Not everyone who has worked with mathematical models in finance has been as sensitive to the importance of this methodology as Osborne was, which is one of the principal reasons why mathematical models have sometimes been associated with financial ruin. If you continue to trade based on a model whose assumptions have ceased to be met by the market, and you lose money, it is hardly a failure of the model. It’s like attaching a car engine to a plane and being disappointed when it doesn’t fly.

Despite the patterns in stock prices that Osborne was able to discover, he remained convinced that in general, there was no reliable way to make profitable forecasts about future market behavior. There was, however, one exception. Ironically, it had nothing to do with the sophisticated models that he developed during the 1960s. Instead, his optimism was based on a way of reading the mind of the markets, by studying the behavior of traders.

Osborne noticed that a great preponderance of ordinary investors placed their orders at whole-number prices — $10, or $11 say. But stocks were valued in units of 1/8 of a dollar. This meant that a trader could look at his book and see that there were a lot of people who wanted to buy a stock at, say, $10. He could then buy it at $10 1/8, knowing that at the end of the day the stock wouldn’t drop below $10 because there were so many people willing to buy at that threshold. So at worst, the trader would lose $1/8; at best, the stock would go up, and he could make a lot.

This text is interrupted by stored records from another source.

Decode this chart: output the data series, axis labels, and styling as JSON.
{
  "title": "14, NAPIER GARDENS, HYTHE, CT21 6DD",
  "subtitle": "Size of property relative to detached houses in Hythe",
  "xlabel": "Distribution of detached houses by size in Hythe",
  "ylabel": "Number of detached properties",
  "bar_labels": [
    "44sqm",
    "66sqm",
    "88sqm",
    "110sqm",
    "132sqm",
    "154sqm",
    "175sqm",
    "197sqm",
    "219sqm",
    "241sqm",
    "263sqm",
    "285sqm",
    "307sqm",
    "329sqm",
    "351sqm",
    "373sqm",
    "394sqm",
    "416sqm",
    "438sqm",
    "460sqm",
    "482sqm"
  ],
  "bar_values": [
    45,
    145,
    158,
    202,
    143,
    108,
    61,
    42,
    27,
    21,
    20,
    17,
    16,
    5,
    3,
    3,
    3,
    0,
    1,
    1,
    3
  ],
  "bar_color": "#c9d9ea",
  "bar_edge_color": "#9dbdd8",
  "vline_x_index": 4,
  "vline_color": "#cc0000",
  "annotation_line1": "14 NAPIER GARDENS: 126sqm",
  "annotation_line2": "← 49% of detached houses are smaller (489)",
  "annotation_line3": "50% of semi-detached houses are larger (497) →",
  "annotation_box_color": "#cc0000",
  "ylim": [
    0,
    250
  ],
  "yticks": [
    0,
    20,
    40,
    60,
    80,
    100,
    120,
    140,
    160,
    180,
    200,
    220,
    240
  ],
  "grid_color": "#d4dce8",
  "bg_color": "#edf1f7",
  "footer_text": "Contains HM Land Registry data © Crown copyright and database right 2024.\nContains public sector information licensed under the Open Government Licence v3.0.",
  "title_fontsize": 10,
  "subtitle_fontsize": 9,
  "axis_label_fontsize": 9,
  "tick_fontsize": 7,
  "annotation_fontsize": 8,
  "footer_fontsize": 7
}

Conversely, he could see that a lot of people wanted to sell at, say, $11, and so he could sell at $10 7/8 with confidence that the most he could lose would be $1/8 if the stock went up instead of down. This meant that if you went through a day’s trades and looked for trades at $1/8 above or below whole-dollar amounts, you could gather which stocks the experts thought were “hot” because so many other people were interested.

It turned out that what the experts thought was hot was a great indicator of how stocks would do — a much better indicator than anything else Osborne had studied. Based on these observations, Osborne proposed the first trading program of a sort that could be plugged into a computer to run on its own. But in 1966, when he came up with the idea, no one was using computers to make decisions. It would take decades for Osborne’s idea and others like it to be tested in the real world.